I am referring to the software currently written and deployed in things like cars, airplanes, spacecraft, medical devices, and the like. Stuff that gets certified by processes like ISO 26262 and DO-178C.
Ada is of course used here too, but we're talking about the lack of checks at the language level being a problem. My point is that it is not, with languages that have less checking than Rust being used for these sorts of things routinely.
My point is that if unsafe Rust is the best that Rust can deliver for safety, it leaves a lot to be desired, and while it is better than other some other languages, Rust is just not the panacea it is advertised to be. I am not convinced that it's the best that's theoretically possible.
Okay. That's a different thing than what I'm talking about. This thread started with "How can it be safe with `unsafe`?". That's what I was trying to address in this sub-thread.
Rust has never advertised itself as a panacea.

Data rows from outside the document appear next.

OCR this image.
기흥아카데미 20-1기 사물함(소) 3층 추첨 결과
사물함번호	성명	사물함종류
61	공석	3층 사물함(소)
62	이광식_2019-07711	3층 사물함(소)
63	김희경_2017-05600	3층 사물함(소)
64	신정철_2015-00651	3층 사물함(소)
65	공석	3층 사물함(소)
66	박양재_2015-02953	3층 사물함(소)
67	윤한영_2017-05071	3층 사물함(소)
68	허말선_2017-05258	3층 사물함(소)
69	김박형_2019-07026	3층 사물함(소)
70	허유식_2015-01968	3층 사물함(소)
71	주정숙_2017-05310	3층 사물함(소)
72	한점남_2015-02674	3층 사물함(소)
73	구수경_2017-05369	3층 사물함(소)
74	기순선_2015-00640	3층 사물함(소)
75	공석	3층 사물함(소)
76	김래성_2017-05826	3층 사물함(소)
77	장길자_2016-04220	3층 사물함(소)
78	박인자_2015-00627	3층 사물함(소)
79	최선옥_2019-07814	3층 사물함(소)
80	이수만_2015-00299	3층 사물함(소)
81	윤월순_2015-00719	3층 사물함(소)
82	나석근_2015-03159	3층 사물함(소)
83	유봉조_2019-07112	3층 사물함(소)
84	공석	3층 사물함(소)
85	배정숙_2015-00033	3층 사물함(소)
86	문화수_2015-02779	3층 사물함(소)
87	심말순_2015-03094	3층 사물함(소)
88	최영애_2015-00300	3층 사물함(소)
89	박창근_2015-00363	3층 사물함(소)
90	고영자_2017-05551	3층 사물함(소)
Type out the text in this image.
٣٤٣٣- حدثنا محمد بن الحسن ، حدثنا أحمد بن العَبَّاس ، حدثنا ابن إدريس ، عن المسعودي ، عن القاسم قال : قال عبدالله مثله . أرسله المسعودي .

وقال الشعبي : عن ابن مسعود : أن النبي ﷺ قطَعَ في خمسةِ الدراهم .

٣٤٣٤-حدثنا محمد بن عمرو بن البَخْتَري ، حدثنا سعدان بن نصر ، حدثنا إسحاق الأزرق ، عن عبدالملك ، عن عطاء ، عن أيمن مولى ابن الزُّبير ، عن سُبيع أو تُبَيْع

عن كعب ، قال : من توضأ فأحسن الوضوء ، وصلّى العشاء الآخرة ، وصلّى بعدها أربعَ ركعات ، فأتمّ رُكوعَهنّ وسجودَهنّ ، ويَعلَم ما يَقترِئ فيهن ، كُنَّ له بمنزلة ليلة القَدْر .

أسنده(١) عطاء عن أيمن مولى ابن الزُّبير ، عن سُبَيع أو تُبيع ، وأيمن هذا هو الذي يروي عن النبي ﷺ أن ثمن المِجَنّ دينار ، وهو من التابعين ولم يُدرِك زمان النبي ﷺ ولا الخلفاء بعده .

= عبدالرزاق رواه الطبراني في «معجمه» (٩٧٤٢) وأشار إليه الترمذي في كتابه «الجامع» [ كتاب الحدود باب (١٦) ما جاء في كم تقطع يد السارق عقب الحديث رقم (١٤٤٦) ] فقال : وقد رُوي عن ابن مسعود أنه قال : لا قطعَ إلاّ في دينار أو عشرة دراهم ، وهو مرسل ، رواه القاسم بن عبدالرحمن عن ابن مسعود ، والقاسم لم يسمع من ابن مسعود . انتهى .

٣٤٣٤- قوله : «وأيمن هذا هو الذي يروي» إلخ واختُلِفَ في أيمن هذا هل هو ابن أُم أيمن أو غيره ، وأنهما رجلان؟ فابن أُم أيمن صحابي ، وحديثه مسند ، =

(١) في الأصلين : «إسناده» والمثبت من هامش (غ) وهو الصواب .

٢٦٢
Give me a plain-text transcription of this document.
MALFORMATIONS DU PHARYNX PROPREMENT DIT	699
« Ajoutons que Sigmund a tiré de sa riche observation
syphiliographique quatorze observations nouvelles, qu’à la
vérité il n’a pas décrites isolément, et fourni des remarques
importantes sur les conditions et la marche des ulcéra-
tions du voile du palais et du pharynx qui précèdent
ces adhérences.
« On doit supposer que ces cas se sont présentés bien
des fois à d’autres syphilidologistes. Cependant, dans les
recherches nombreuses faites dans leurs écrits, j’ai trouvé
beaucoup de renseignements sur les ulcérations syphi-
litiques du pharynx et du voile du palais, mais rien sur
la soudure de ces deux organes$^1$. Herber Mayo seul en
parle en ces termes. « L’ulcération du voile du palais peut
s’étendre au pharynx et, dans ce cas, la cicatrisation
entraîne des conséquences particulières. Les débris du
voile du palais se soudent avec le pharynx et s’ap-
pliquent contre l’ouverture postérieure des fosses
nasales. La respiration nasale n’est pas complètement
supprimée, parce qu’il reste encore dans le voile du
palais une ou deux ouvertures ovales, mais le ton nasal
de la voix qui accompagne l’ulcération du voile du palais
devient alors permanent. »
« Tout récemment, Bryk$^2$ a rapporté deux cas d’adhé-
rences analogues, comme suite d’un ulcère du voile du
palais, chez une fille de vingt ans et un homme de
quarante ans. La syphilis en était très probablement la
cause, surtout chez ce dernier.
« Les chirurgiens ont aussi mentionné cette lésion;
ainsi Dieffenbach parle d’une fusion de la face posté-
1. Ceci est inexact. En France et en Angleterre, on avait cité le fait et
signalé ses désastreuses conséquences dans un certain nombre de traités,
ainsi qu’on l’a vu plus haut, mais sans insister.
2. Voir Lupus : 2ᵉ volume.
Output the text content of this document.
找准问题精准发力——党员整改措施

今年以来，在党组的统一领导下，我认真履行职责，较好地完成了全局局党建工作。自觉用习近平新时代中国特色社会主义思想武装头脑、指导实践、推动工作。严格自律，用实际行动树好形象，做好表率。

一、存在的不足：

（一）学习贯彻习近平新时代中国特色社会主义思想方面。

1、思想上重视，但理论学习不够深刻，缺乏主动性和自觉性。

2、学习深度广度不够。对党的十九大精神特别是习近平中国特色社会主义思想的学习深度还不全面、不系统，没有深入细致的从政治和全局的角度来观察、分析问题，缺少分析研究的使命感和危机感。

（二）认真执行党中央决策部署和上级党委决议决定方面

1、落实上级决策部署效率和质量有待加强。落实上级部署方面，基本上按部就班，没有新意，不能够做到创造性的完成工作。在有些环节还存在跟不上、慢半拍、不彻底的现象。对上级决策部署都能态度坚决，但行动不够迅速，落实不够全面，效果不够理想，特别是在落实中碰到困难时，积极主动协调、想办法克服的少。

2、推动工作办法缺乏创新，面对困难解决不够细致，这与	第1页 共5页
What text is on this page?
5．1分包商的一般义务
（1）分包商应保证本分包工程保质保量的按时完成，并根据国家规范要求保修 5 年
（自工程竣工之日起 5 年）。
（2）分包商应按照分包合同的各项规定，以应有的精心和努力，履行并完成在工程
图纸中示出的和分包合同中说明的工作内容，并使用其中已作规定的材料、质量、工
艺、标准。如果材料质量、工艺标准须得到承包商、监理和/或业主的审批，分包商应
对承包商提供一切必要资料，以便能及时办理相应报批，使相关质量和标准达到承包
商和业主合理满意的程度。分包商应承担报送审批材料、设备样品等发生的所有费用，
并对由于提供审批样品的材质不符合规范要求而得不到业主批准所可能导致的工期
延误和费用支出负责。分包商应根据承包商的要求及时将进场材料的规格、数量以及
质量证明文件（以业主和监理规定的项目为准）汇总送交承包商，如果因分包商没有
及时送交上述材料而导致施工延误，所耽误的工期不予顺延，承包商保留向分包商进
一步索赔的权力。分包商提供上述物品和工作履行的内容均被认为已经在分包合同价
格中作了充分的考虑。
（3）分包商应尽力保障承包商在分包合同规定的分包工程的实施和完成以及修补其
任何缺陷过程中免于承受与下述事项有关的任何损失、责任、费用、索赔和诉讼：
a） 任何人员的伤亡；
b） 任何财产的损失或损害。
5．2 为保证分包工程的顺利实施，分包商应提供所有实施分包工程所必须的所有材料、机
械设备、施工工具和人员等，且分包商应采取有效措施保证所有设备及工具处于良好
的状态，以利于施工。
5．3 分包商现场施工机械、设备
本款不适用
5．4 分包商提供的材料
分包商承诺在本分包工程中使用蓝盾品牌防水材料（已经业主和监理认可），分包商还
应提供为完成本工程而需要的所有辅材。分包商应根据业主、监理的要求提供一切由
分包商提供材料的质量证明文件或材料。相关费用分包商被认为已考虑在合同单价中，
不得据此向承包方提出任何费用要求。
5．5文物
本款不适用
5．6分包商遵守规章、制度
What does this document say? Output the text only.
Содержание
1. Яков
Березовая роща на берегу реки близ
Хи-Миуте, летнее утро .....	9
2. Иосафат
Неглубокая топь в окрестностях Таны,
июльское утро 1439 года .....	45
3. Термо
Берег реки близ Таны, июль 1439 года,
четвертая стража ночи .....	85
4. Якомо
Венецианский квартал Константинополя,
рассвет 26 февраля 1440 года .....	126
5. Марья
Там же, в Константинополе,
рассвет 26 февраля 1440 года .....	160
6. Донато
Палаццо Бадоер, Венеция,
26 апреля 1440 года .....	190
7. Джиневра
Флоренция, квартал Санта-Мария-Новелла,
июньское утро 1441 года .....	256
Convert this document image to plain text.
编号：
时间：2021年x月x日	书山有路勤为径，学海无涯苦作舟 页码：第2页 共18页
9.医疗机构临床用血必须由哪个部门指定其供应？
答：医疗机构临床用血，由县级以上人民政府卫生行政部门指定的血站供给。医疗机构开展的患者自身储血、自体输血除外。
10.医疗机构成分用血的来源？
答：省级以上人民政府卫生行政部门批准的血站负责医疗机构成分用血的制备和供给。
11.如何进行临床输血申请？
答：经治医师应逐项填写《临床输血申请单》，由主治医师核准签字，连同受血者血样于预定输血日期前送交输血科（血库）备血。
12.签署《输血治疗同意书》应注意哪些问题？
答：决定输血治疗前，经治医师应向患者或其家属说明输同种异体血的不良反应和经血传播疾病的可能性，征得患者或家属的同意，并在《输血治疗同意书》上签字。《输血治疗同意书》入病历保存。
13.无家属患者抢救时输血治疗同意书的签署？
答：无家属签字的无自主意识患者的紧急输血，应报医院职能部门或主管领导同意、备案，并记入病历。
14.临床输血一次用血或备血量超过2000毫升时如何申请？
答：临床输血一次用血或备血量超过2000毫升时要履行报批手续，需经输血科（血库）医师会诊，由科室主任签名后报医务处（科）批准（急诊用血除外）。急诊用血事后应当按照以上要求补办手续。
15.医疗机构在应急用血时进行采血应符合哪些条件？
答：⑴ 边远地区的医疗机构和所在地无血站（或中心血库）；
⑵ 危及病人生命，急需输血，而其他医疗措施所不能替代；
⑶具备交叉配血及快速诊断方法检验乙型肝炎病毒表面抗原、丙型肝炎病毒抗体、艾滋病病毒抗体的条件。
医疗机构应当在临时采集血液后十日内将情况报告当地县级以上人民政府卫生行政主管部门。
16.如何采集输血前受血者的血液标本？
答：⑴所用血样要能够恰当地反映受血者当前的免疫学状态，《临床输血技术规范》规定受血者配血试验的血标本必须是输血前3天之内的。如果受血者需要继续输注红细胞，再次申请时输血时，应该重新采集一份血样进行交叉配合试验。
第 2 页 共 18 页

I agree that Rust is not the best language that can theoretically ever exist. I do disagree that it is possible to have a 100% compiler checked memory safe language. There will always exist some portion of these systems that need to be verified by hand. And that's okay. The goal here, and how other languages could improve upon what Rust does, is to do what Rust did to other languages: expand on what is expressible within the safe subset.
Rust may not, but random Rust programmers rave about it all the time as if it were a panacea.
> expand on what is expressible within the safe subset
I hope that Rust itself keeps going further in this direction. Even with the residual unsafe code, bounds could be implemented to limit the possible damage, and correct it as soon as feasible.
Ada is of course used here too, but we're talking about the lack of checks at the language level being a problem. My point is that it is not, with languages that have less checking than Rust being used for these sorts of things routinely.